Two kitchen views of the Peoples Gas Company demonstration home located in the Galewood section of Chicago. Upper illustration shows the inviting spot provided for daytime meals. The well lighted sink and work center appears in the lower view; an interesting feature is the tray storage space between stove and sink. The planning is the work of Architect T. Clifford Noonan, Chicago.

IN THE KITCHEN above, a bay window provides a cheerful space for a breakfast set. Directly opposite, as indicated in plan below, is the door to the dining room and to the right, a vestibule leads to the rear entrance. The "production line" starts with the refrigerator. Adjacent counters, which are again carried out to the left of the gas range and flanking the sink, aid the housewife in saving steps-saving time and energy both in preparing the meal, and serving it in the dining room. This kitchen and the two shown next offer numerous ideas to planners interested in the latest features which combine to give 1938 styling.

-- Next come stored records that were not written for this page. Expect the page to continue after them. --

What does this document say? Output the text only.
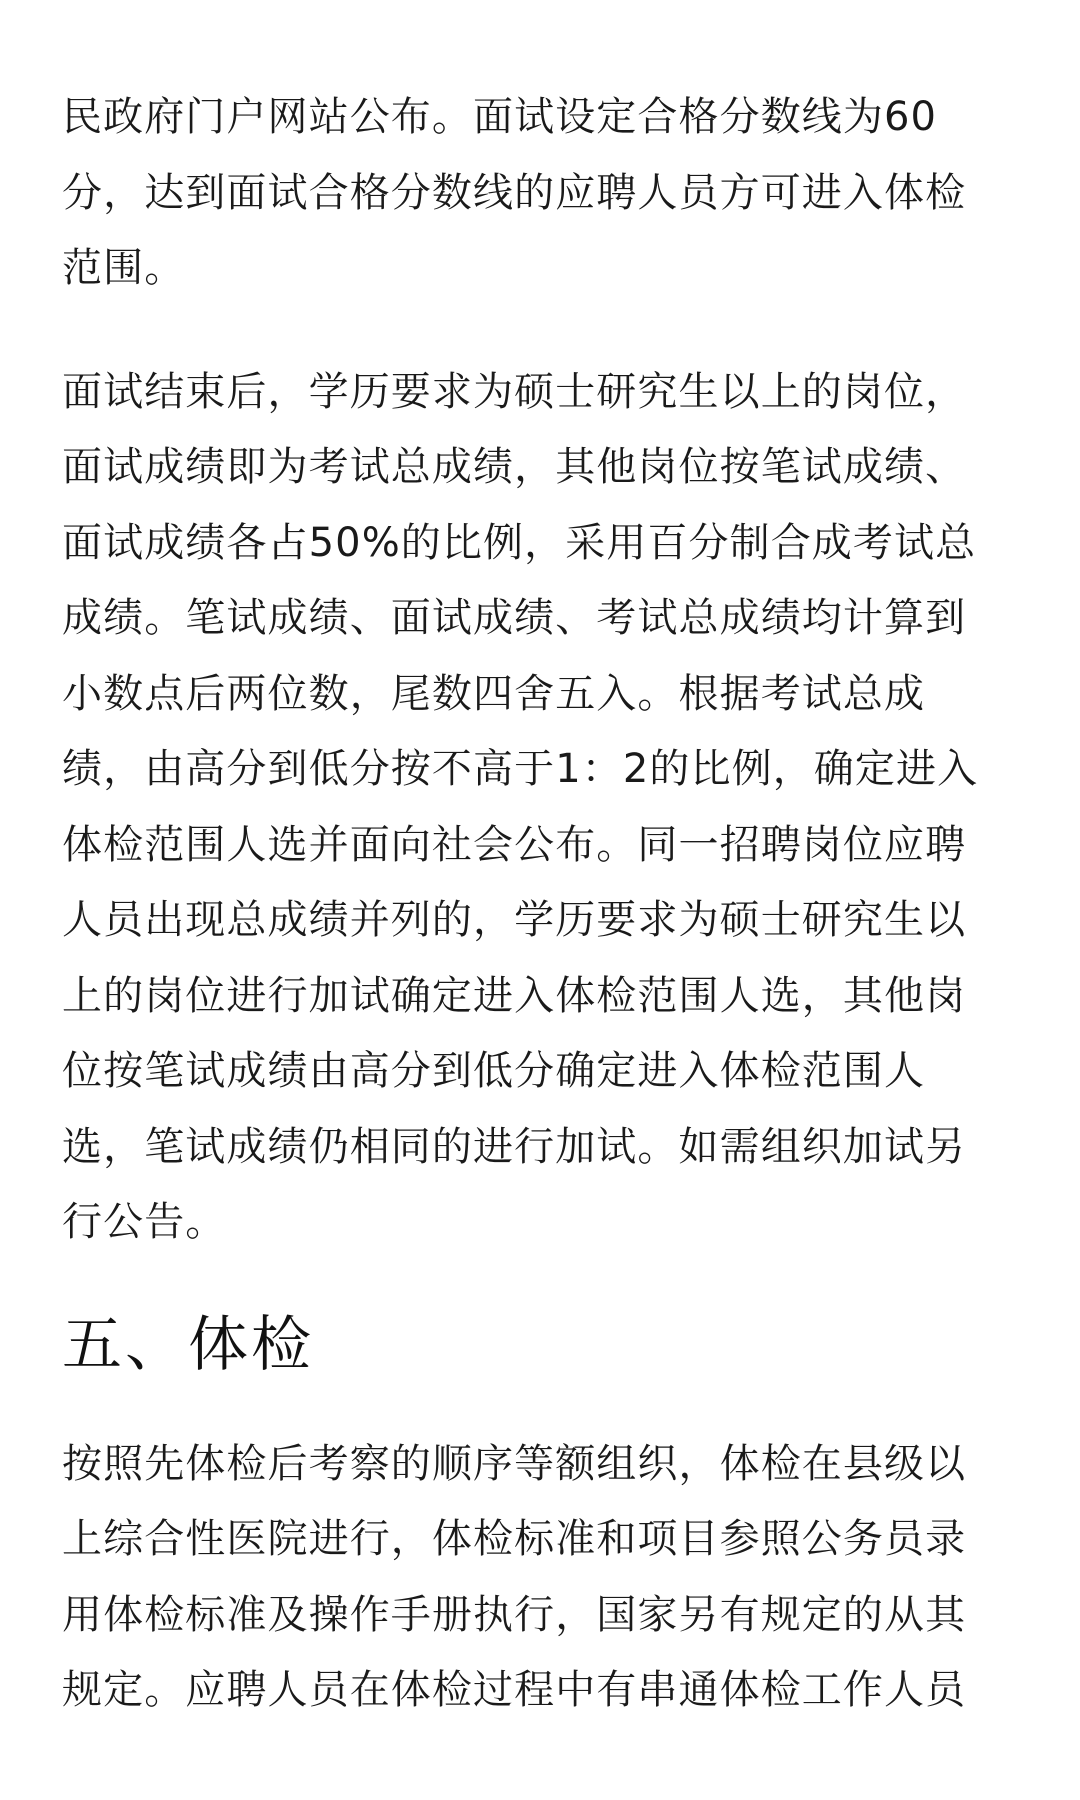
民政府门户网站公布。面试设定合格分数线为60
分，达到面试合格分数线的应聘人员方可进入体检
范围。

面试结束后，学历要求为硕士研究生以上的岗位，
面试成绩即为考试总成绩，其他岗位按笔试成绩、
面试成绩各占50%的比例，采用百分制合成考试总
成绩。笔试成绩、面试成绩、考试总成绩均计算到
小数点后两位数，尾数四舍五入。根据考试总成
绩，由高分到低分按不高于1：2的比例，确定进入
体检范围人选并面向社会公布。同一招聘岗位应聘
人员出现总成绩并列的，学历要求为硕士研究生以
上的岗位进行加试确定进入体检范围人选，其他岗
位按笔试成绩由高分到低分确定进入体检范围人
选，笔试成绩仍相同的进行加试。如需组织加试另
行公告。

五、体检

按照先体检后考察的顺序等额组织，体检在县级以
上综合性医院进行，体检标准和项目参照公务员录
用体检标准及操作手册执行，国家另有规定的从其
规定。应聘人员在体检过程中有串通体检工作人员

THE KITCHEN with the plan shown below fairly sparkles with the atmosphere of modern home efficiency. The sketch shows the room as viewed from the large east window. Here, in the strong morning light, a table is set for the meals of lesser importance. Again, the floor space is essentially the same as in thousands of kitchens. Preparation counters are arranged however to meet the line of travel toward the dining room at the left. The door at the rear gives direct access to the front hall and to the side entrance. This feature alone has been one of the most popular ideas ever developed into the design of small homes. The phantom lines show how the counter and upper cabinets are carried around to the east window. The low back splasher at the sink affords extra valuable window light.

BELOW, the popular "U" shape is applied to kitchen design. This kitchen as seen in the plan is divided into two distinct parts - kitchen and breakfast nook. The side entrance is at the right with a direct aisle to the dining room door at the left. It may be said that production starts here with the "tradesmen's entrance," followed in line by the refrigerator and around to the gas range which adjoins the dining room door. An extra large double window supplies light directly over the sink and is reflected by the smooth enamel surfaces of the cabinets.

THE "L" type plan of kitchen allows great working convenience; designed by Architect Elmer William Marx, Chicago. BELOW: "U" shaped plan offers compact arrangement of work center at one end of kitchen; designed by White and Weber, architects, Chicago.